You still haven't answered my question about bacon. What's the going price? I would move there with you only if it is cheap.


----------



## Reznor (Dec 11, 2012)

Re: Pizza: 
Tomorrow night(12/12/12) @ 9PM EST and I'll treat it like a contest and reward accordingly.


Lt Iceman said:


> what do i get if i send you pizza for one month straight?


Not sure...
Permanent contest winner status?



Rainbow Dash said:


> first page!
> 
> who's the lucky girl?


Brianna. 

I don't think you know her


----------



## Ryuzaki (Dec 11, 2012)

Reznor handing out his ex's addresses, grudges are so much fun


----------



## Hossaim (Dec 12, 2012)

Reznor said:


> Dear Narutoforum,
> 
> I will now be living at 300 e 17th Ave, Columbus, OH 43201 with 6 roommates and will live here until March, when I will be wed.
> 
> ...


Wow bitch move id finally set up a nice tripod in the bush behind your old house with a perfect view of your window now I need to start again...


----------



## Reznor (Dec 12, 2012)

My current room is an excellent sniping spot.


----------



## Lord Yu (Dec 12, 2012)

Welp, you know where I live.
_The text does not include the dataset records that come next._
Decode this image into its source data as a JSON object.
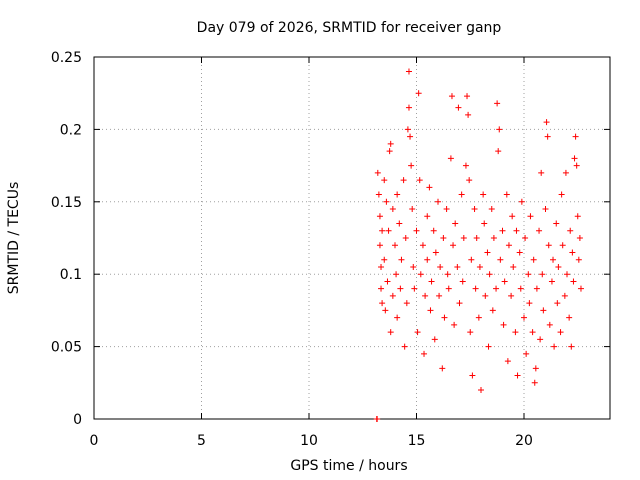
{
  "chart_data": {
    "type": "scatter",
    "title": "Day 079 of 2026, SRMTID for receiver ganp",
    "xlabel": "GPS time / hours",
    "ylabel": "SRMTID / TECUs",
    "xlim": [
      0,
      24
    ],
    "ylim": [
      0,
      0.25
    ],
    "x_ticks": [
      0,
      5,
      10,
      15,
      20
    ],
    "x_tick_labels": [
      "0",
      "5",
      "10",
      "15",
      "20"
    ],
    "y_ticks": [
      0,
      0.05,
      0.1,
      0.15,
      0.2,
      0.25
    ],
    "y_tick_labels": [
      "0",
      "0.05",
      "0.1",
      "0.15",
      "0.2",
      "0.25"
    ],
    "grid": true,
    "marker": "plus",
    "series": [
      {
        "name": "SRMTID",
        "color": "#ff0000",
        "points": [
          [
            13.15,
            0.0
          ],
          [
            13.17,
            0.0
          ],
          [
            13.2,
            0.17
          ],
          [
            13.25,
            0.155
          ],
          [
            13.3,
            0.14
          ],
          [
            13.3,
            0.12
          ],
          [
            13.35,
            0.105
          ],
          [
            13.35,
            0.09
          ],
          [
            13.4,
            0.13
          ],
          [
            13.4,
            0.08
          ],
          [
            13.5,
            0.165
          ],
          [
            13.5,
            0.11
          ],
          [
            13.55,
            0.075
          ],
          [
            13.6,
            0.15
          ],
          [
            13.65,
            0.095
          ],
          [
            13.7,
            0.13
          ],
          [
            13.75,
            0.185
          ],
          [
            13.8,
            0.19
          ],
          [
            13.8,
            0.06
          ],
          [
            13.9,
            0.145
          ],
          [
            13.9,
            0.085
          ],
          [
            14.0,
            0.12
          ],
          [
            14.05,
            0.1
          ],
          [
            14.1,
            0.155
          ],
          [
            14.1,
            0.07
          ],
          [
            14.2,
            0.135
          ],
          [
            14.25,
            0.09
          ],
          [
            14.3,
            0.11
          ],
          [
            14.4,
            0.165
          ],
          [
            14.45,
            0.05
          ],
          [
            14.5,
            0.125
          ],
          [
            14.55,
            0.08
          ],
          [
            14.6,
            0.2
          ],
          [
            14.65,
            0.24
          ],
          [
            14.65,
            0.215
          ],
          [
            14.7,
            0.195
          ],
          [
            14.75,
            0.175
          ],
          [
            14.8,
            0.145
          ],
          [
            14.85,
            0.105
          ],
          [
            14.9,
            0.09
          ],
          [
            15.0,
            0.13
          ],
          [
            15.05,
            0.06
          ],
          [
            15.1,
            0.225
          ],
          [
            15.15,
            0.165
          ],
          [
            15.2,
            0.1
          ],
          [
            15.3,
            0.12
          ],
          [
            15.35,
            0.045
          ],
          [
            15.4,
            0.085
          ],
          [
            15.5,
            0.14
          ],
          [
            15.5,
            0.11
          ],
          [
            15.6,
            0.16
          ],
          [
            15.65,
            0.075
          ],
          [
            15.7,
            0.095
          ],
          [
            15.8,
            0.13
          ],
          [
            15.85,
            0.055
          ],
          [
            15.9,
            0.115
          ],
          [
            16.0,
            0.15
          ],
          [
            16.05,
            0.085
          ],
          [
            16.1,
            0.105
          ],
          [
            16.2,
            0.035
          ],
          [
            16.25,
            0.125
          ],
          [
            16.3,
            0.07
          ],
          [
            16.4,
            0.145
          ],
          [
            16.45,
            0.1
          ],
          [
            16.5,
            0.09
          ],
          [
            16.6,
            0.18
          ],
          [
            16.65,
            0.223
          ],
          [
            16.7,
            0.12
          ],
          [
            16.75,
            0.065
          ],
          [
            16.8,
            0.135
          ],
          [
            16.9,
            0.105
          ],
          [
            16.95,
            0.215
          ],
          [
            17.0,
            0.08
          ],
          [
            17.1,
            0.155
          ],
          [
            17.15,
            0.095
          ],
          [
            17.2,
            0.125
          ],
          [
            17.3,
            0.175
          ],
          [
            17.35,
            0.223
          ],
          [
            17.4,
            0.21
          ],
          [
            17.45,
            0.165
          ],
          [
            17.5,
            0.06
          ],
          [
            17.55,
            0.11
          ],
          [
            17.6,
            0.03
          ],
          [
            17.7,
            0.145
          ],
          [
            17.75,
            0.09
          ],
          [
            17.8,
            0.125
          ],
          [
            17.9,
            0.07
          ],
          [
            17.95,
            0.105
          ],
          [
            18.0,
            0.02
          ],
          [
            18.1,
            0.155
          ],
          [
            18.15,
            0.135
          ],
          [
            18.2,
            0.085
          ],
          [
            18.3,
            0.115
          ],
          [
            18.35,
            0.05
          ],
          [
            18.4,
            0.1
          ],
          [
            18.5,
            0.145
          ],
          [
            18.55,
            0.075
          ],
          [
            18.6,
            0.125
          ],
          [
            18.7,
            0.09
          ],
          [
            18.75,
            0.218
          ],
          [
            18.8,
            0.185
          ],
          [
            18.85,
            0.2
          ],
          [
            18.9,
            0.11
          ],
          [
            19.0,
            0.13
          ],
          [
            19.05,
            0.065
          ],
          [
            19.1,
            0.095
          ],
          [
            19.2,
            0.155
          ],
          [
            19.25,
            0.04
          ],
          [
            19.3,
            0.12
          ],
          [
            19.4,
            0.085
          ],
          [
            19.45,
            0.14
          ],
          [
            19.5,
            0.105
          ],
          [
            19.6,
            0.06
          ],
          [
            19.65,
            0.13
          ],
          [
            19.7,
            0.03
          ],
          [
            19.8,
            0.115
          ],
          [
            19.85,
            0.09
          ],
          [
            19.9,
            0.15
          ],
          [
            20.0,
            0.07
          ],
          [
            20.05,
            0.125
          ],
          [
            20.1,
            0.045
          ],
          [
            20.2,
            0.1
          ],
          [
            20.25,
            0.08
          ],
          [
            20.3,
            0.14
          ],
          [
            20.4,
            0.06
          ],
          [
            20.45,
            0.11
          ],
          [
            20.5,
            0.025
          ],
          [
            20.55,
            0.035
          ],
          [
            20.6,
            0.09
          ],
          [
            20.7,
            0.13
          ],
          [
            20.75,
            0.055
          ],
          [
            20.8,
            0.17
          ],
          [
            20.85,
            0.1
          ],
          [
            20.9,
            0.075
          ],
          [
            21.0,
            0.145
          ],
          [
            21.05,
            0.205
          ],
          [
            21.1,
            0.195
          ],
          [
            21.15,
            0.12
          ],
          [
            21.2,
            0.065
          ],
          [
            21.3,
            0.095
          ],
          [
            21.35,
            0.11
          ],
          [
            21.4,
            0.05
          ],
          [
            21.5,
            0.135
          ],
          [
            21.55,
            0.08
          ],
          [
            21.6,
            0.105
          ],
          [
            21.7,
            0.06
          ],
          [
            21.75,
            0.155
          ],
          [
            21.8,
            0.12
          ],
          [
            21.9,
            0.085
          ],
          [
            21.95,
            0.17
          ],
          [
            22.0,
            0.1
          ],
          [
            22.1,
            0.07
          ],
          [
            22.15,
            0.13
          ],
          [
            22.2,
            0.05
          ],
          [
            22.25,
            0.115
          ],
          [
            22.3,
            0.095
          ],
          [
            22.35,
            0.18
          ],
          [
            22.4,
            0.195
          ],
          [
            22.45,
            0.175
          ],
          [
            22.5,
            0.14
          ],
          [
            22.55,
            0.11
          ],
          [
            22.6,
            0.125
          ],
          [
            22.65,
            0.09
          ]
        ]
      }
    ]
  }
}
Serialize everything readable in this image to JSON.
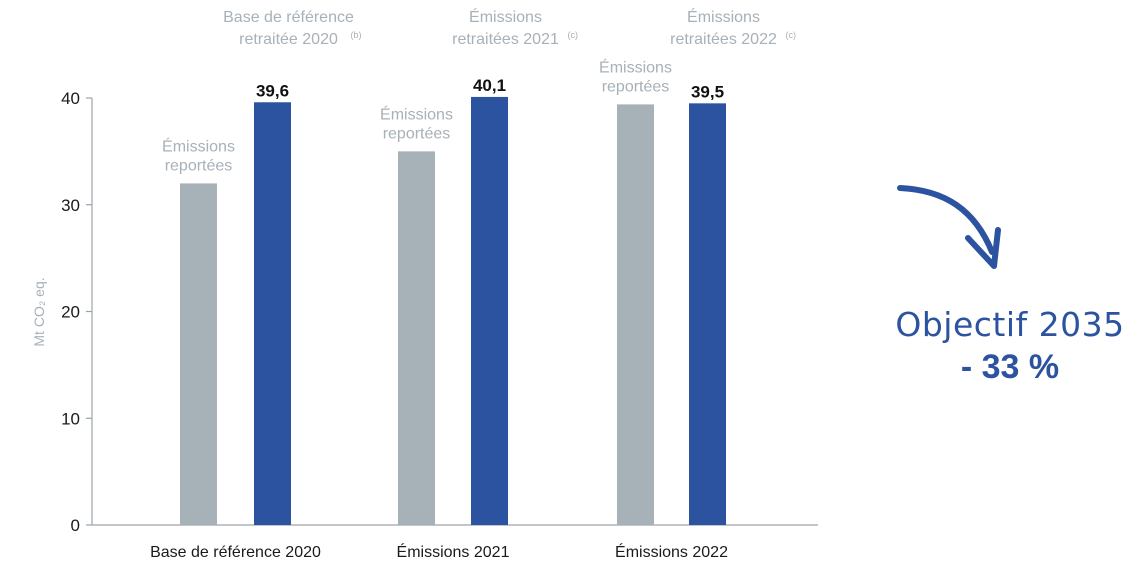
{
  "chart_data": {
    "type": "bar",
    "ylabel": "Mt CO₂ eq.",
    "ylim": [
      0,
      40
    ],
    "yticks": [
      "0",
      "10",
      "20",
      "30",
      "40"
    ],
    "categories": [
      "Base de référence 2020",
      "Émissions 2021",
      "Émissions 2022"
    ],
    "series": [
      {
        "values": [
          32,
          35,
          39.4
        ],
        "labels": [
          "Émissions reportées",
          "Émissions reportées",
          "Émissions reportées"
        ],
        "label_lines": [
          [
            "Émissions",
            "reportées"
          ],
          [
            "Émissions",
            "reportées"
          ],
          [
            "Émissions",
            "reportées"
          ]
        ]
      },
      {
        "values": [
          39.6,
          40.1,
          39.5
        ],
        "value_labels": [
          "39,6",
          "40,1",
          "39,5"
        ],
        "top_label_lines": [
          [
            "Base de référence",
            "retraitée 2020"
          ],
          [
            "Émissions",
            "retraitées 2021"
          ],
          [
            "Émissions",
            "retraitées 2022"
          ]
        ],
        "top_label_notes": [
          "(b)",
          "(c)",
          "(c)"
        ]
      }
    ],
    "colors": {
      "reported": "#a7b1b8",
      "restated": "#2c53a0",
      "axis": "#9aa3aa",
      "muted_text": "#a7b1b8"
    }
  },
  "objectif": {
    "title": "Objectif 2035",
    "value": "- 33 %",
    "arrow_icon": "curved-arrow-down-icon",
    "color": "#2c53a0"
  }
}
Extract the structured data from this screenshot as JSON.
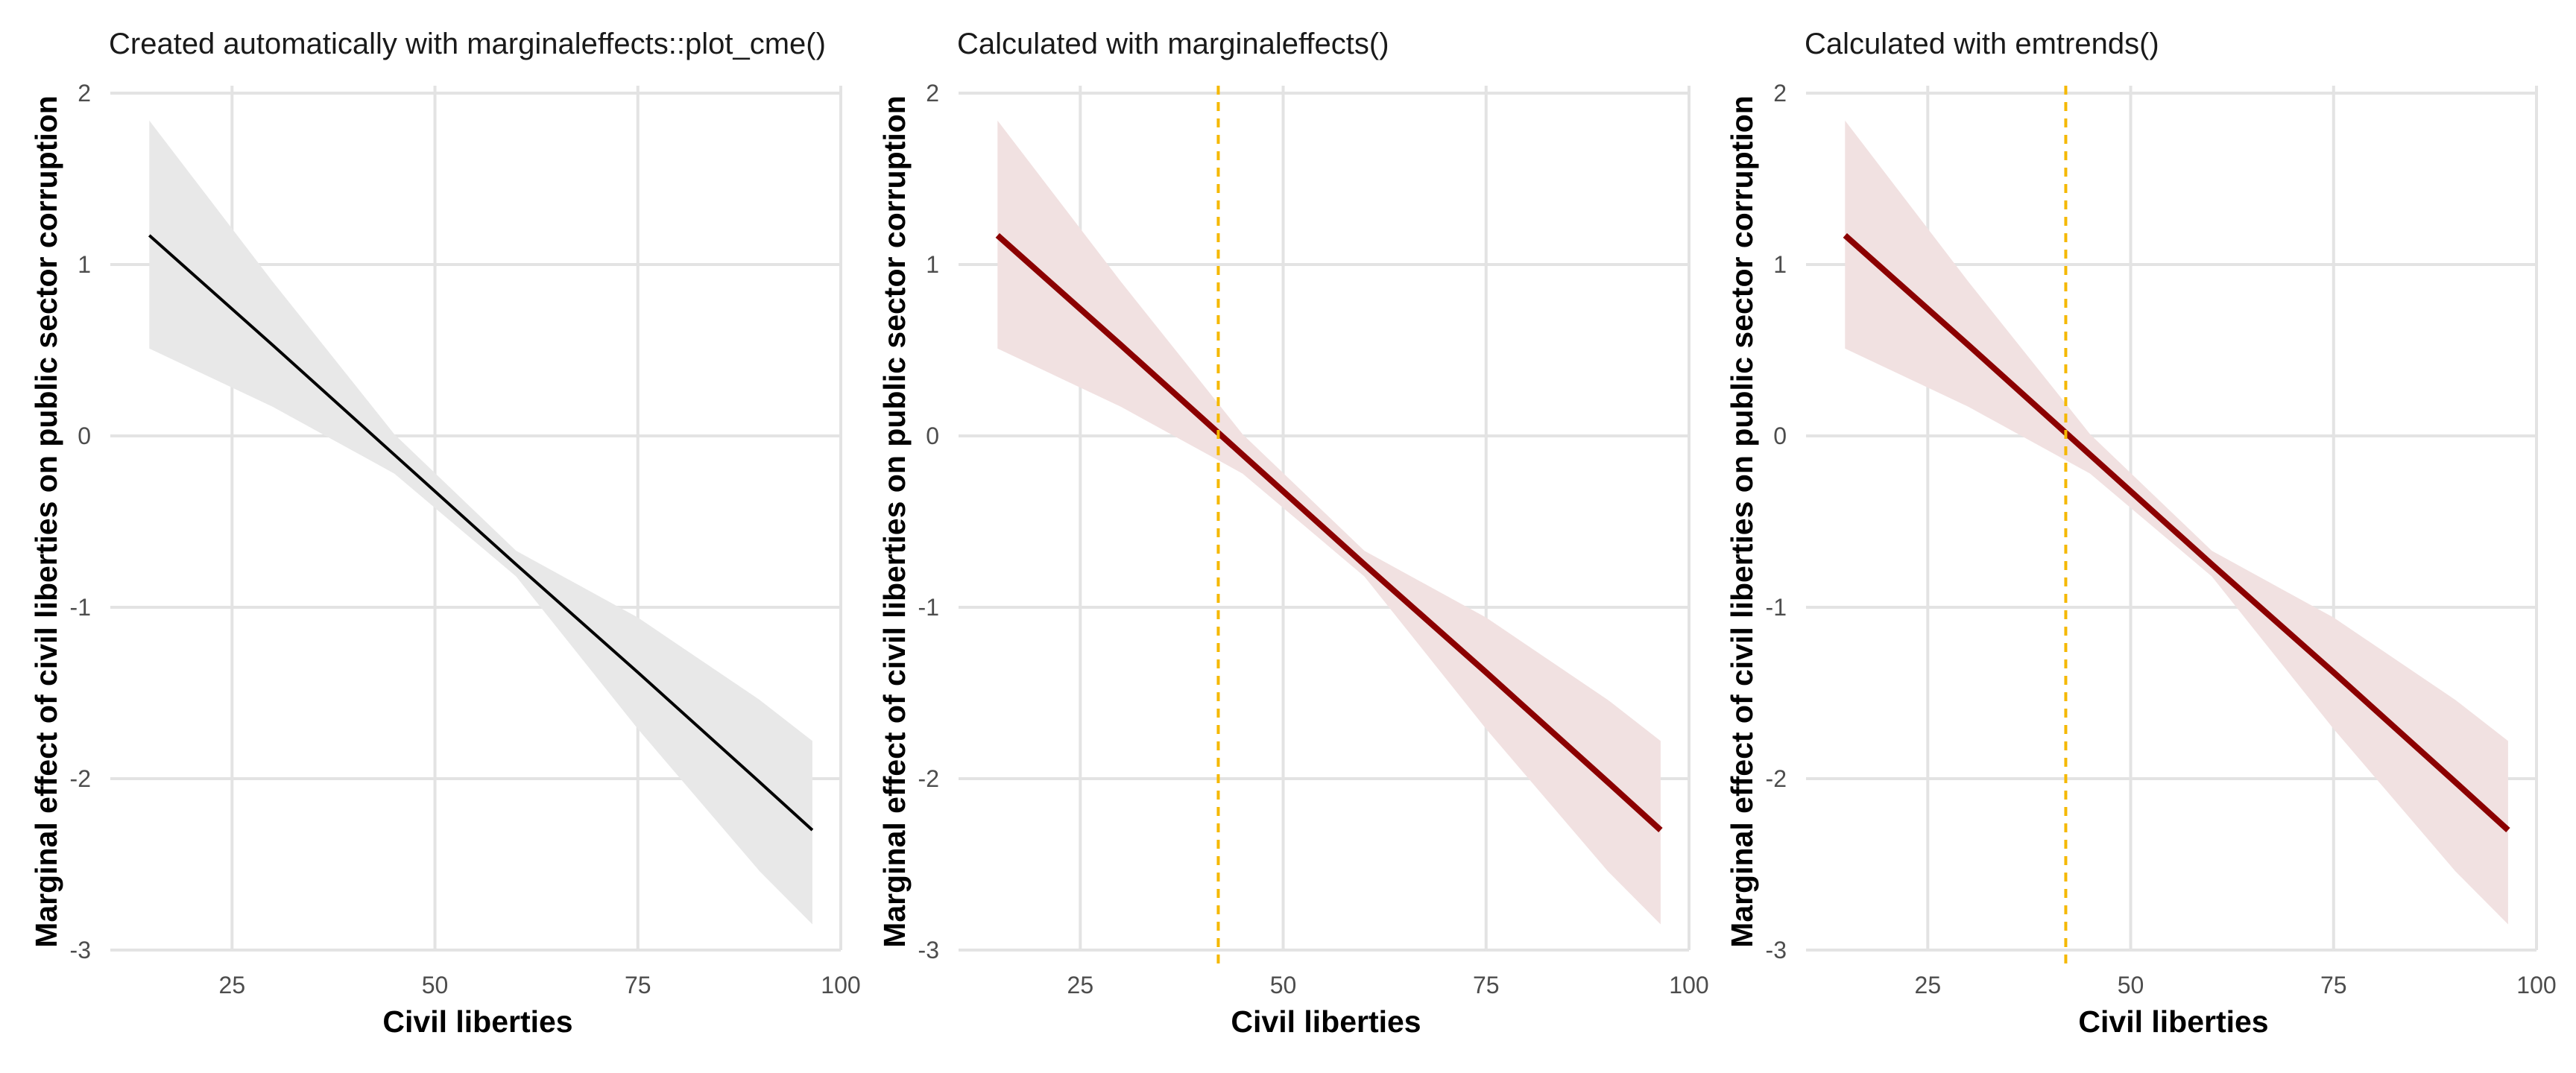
{
  "chart_data": [
    {
      "type": "line",
      "title": "Created automatically with marginaleffects::plot_cme()",
      "xlabel": "Civil liberties",
      "ylabel": "Marginal effect of civil liberties on public sector corruption",
      "xlim": [
        10,
        100
      ],
      "ylim": [
        -3,
        2
      ],
      "xticks": [
        25,
        50,
        75,
        100
      ],
      "yticks": [
        -3,
        -2,
        -1,
        0,
        1,
        2
      ],
      "grid": true,
      "line_color": "#000000",
      "ribbon_color": "#e8e8e8",
      "series": [
        {
          "x": [
            14.8,
            30,
            45,
            60,
            75,
            90,
            96.5
          ],
          "y": [
            1.17,
            0.53,
            -0.11,
            -0.75,
            -1.38,
            -2.02,
            -2.3
          ],
          "lower": [
            0.51,
            0.17,
            -0.22,
            -0.82,
            -1.71,
            -2.54,
            -2.85
          ],
          "upper": [
            1.84,
            0.9,
            0.01,
            -0.67,
            -1.06,
            -1.54,
            -1.78
          ]
        }
      ]
    },
    {
      "type": "line",
      "title": "Calculated with marginaleffects()",
      "xlabel": "Civil liberties",
      "ylabel": "Marginal effect of civil liberties on public sector corruption",
      "xlim": [
        10,
        100
      ],
      "ylim": [
        -3,
        2
      ],
      "xticks": [
        25,
        50,
        75,
        100
      ],
      "yticks": [
        -3,
        -2,
        -1,
        0,
        1,
        2
      ],
      "grid": true,
      "line_color": "#8b0000",
      "ribbon_color": "#f1e1e1",
      "vline": {
        "x": 42,
        "color": "#f5b800"
      },
      "series": [
        {
          "x": [
            14.8,
            30,
            45,
            60,
            75,
            90,
            96.5
          ],
          "y": [
            1.17,
            0.53,
            -0.11,
            -0.75,
            -1.38,
            -2.02,
            -2.3
          ],
          "lower": [
            0.51,
            0.17,
            -0.22,
            -0.82,
            -1.71,
            -2.54,
            -2.85
          ],
          "upper": [
            1.84,
            0.9,
            0.01,
            -0.67,
            -1.06,
            -1.54,
            -1.78
          ]
        }
      ]
    },
    {
      "type": "line",
      "title": "Calculated with emtrends()",
      "xlabel": "Civil liberties",
      "ylabel": "Marginal effect of civil liberties on public sector corruption",
      "xlim": [
        10,
        100
      ],
      "ylim": [
        -3,
        2
      ],
      "xticks": [
        25,
        50,
        75,
        100
      ],
      "yticks": [
        -3,
        -2,
        -1,
        0,
        1,
        2
      ],
      "grid": true,
      "line_color": "#8b0000",
      "ribbon_color": "#f1e1e1",
      "vline": {
        "x": 42,
        "color": "#f5b800"
      },
      "series": [
        {
          "x": [
            14.8,
            30,
            45,
            60,
            75,
            90,
            96.5
          ],
          "y": [
            1.17,
            0.53,
            -0.11,
            -0.75,
            -1.38,
            -2.02,
            -2.3
          ],
          "lower": [
            0.51,
            0.17,
            -0.22,
            -0.82,
            -1.71,
            -2.54,
            -2.85
          ],
          "upper": [
            1.84,
            0.9,
            0.01,
            -0.67,
            -1.06,
            -1.54,
            -1.78
          ]
        }
      ]
    }
  ]
}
Don't forget to invite me to the wedding. 


Because I will find you.


----------



## Reznor (Dec 12, 2012)

I'm considering playing D&D tomorrow if you're down. Playtesting 5e.


----------



## Lord Yu (Dec 12, 2012)

Doubt I could get there. My mom's working so I wouldn't have a ride.


----------



## Star★Platinum (Dec 13, 2012)

A thousand cardboard boxes, false kidnap calls and unpaid fast food coming up, stat.


----------